At ~5 MPH for most travel, bikes wouldn't have had significant handling problems, though shock absorption on cobblestones would have been a bigger issue.

If you ever get up close and personal with a stage coach, you'll likely find the suspension interesting, though most in my experience are spring-loaded but undamped. There are reasons long land journeys weren't generally looked forward to.


I was thinking in terms of comparing riding a horse to riding a bicycle. I'm sure stagecoaches were miserable rides, but I don't think any kind of bicycle based technology would really compete with one.


Oh yeah, undoubtedly. Certainly so without proper pneumatic tires.


Are air filled rubber tires really a good invention? They regularly ruin a decent bike ride. A decent alternative that is readily available (some kind of solid tire?) would make a big difference.


Pneumatic tires have better cushioning properties, and have less rolling resistance than any alternative tire design that can come close in cushioning. Lots of people have tried to create good airless tires but they just don't make enough sense to be widely adopted.

Really the best way to go is just pack a spare tube. Only takes a couple of minutes to change it on the road once you've practised a few times in your living room. Whenever I get a flat I change it out with my spare, then patch my spare later that day.

Airless tire with decent (though not great) cushioning, but terrible rolling resistance: http://www.youtube.com/watch?v=4jYcX_D09ig

http://en.wikipedia.org/wiki/Airless_tire

http://sheldonbrown.com/flats.html#airless


Airless bicycle tires are available, and they are relatively cheap:

1) Husky Airless Street = from $19

2) Amerityre Flatfree = from $35

http://www.bikemania.biz/airless-no-flat/husky-airless-stree...
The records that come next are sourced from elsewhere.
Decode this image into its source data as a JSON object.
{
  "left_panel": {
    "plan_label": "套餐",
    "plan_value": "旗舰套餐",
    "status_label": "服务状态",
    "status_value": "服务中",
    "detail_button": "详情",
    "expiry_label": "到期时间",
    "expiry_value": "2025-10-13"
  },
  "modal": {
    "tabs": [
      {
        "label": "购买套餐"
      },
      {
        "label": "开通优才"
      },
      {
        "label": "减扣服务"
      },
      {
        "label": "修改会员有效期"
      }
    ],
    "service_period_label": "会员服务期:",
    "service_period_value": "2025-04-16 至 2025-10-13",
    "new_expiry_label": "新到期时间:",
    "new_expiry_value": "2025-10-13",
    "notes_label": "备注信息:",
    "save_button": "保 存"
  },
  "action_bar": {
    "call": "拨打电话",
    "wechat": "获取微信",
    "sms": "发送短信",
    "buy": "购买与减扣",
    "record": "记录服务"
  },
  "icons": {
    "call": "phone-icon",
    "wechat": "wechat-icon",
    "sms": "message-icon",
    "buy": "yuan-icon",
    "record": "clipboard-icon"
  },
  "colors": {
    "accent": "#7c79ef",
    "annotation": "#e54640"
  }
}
I'm sure there were many contributing factors, but my own theory stems from a fun fact I learned in my History of Ancient and Medieval Science course: the idea of the crank, or continuously applying force in a circular direction to do work, in a way that didn't have a natural limit (such as reaching the end of a screw), actually wasn't developed until sometime in the vicinity of the late Dark Ages. Archaeologists have found devices for e.g., grinding grain that are astonishingly close to using a crank motion, but were in fact pivoted back and forth, a vastly inferior solution.

Without the development of the crank, the idea of spinning wheels with pedals or gears would not occur to anyone.


For bikes, I'm sure the metal manufacturing processes invented during the industrial revolution helped. It was probably really hard to produce a metal sprocket and chain before the 1800s.


Metalurgy and vulcanization. The former for frames and components, the latter for tyres.